There are a number of forms of hardwood plantations grown in WA. Eucalypt pulpwood plantations are the predominant form, from virtually a zero base in the mid 1980’s to a multi-million dollar industry that today is matured and sustainable. Blue Gum (Eucalyptus globulus) is species of choice – grown mainly on southwest and south coastal regional area formerly cleared farmland. After harvesting at about 10-13 years growth, trees are either field chipped then transported, or transported as logs, then chipped at one of the major chip/export facilities at Bunbury or Albany. The chips are shipped to pulp and paper making sites in countries such as Japan or Korea. Alternative or supplementary future markets locally or abroad may be developed for eucalypt chips used in energy production.

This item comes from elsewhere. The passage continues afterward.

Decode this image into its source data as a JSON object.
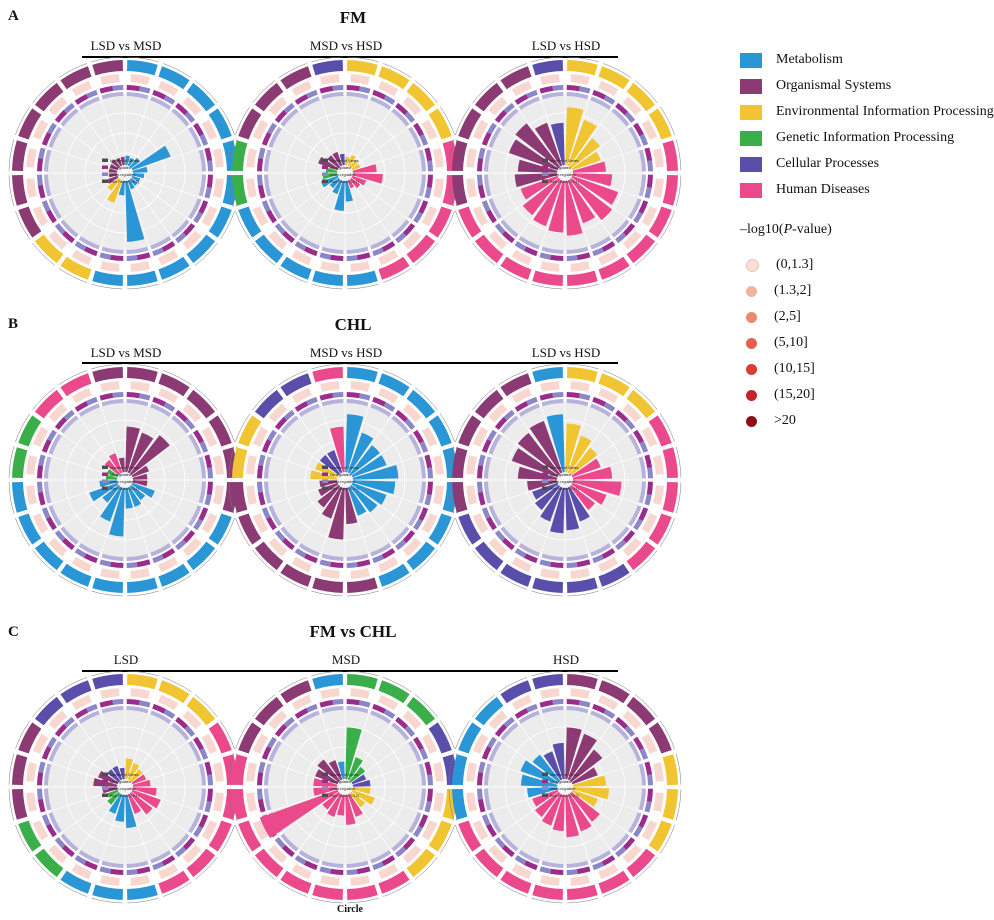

Other forms of hardwood plantation management for different products and purposes are found in WA.
A range of Australian native species in timber woodlots, or agroforests are grown to produce logs suitable for sawmilling, or for poles or firewood. Sometimes the planting and management aim for owners is a balance between landscape or farm amenity, carbon storage and for timber.
In goldfields and wheatbelt areas in the state, native sandalwood is grown for oil and aromatic products, and even for nuts that may be processed into an edible form. In the Kimberley, Indian Sandalwood – an introduced species – is being cultivated at an industrial scale for its oil qualities.
Other non-eucalypt subtropical hardwood species such as African Mahogany are also being grown as plantation forestry.
All of these sectors make a substantial contribution to investment, employment and economic output always providing benefits people in forest and regional communities.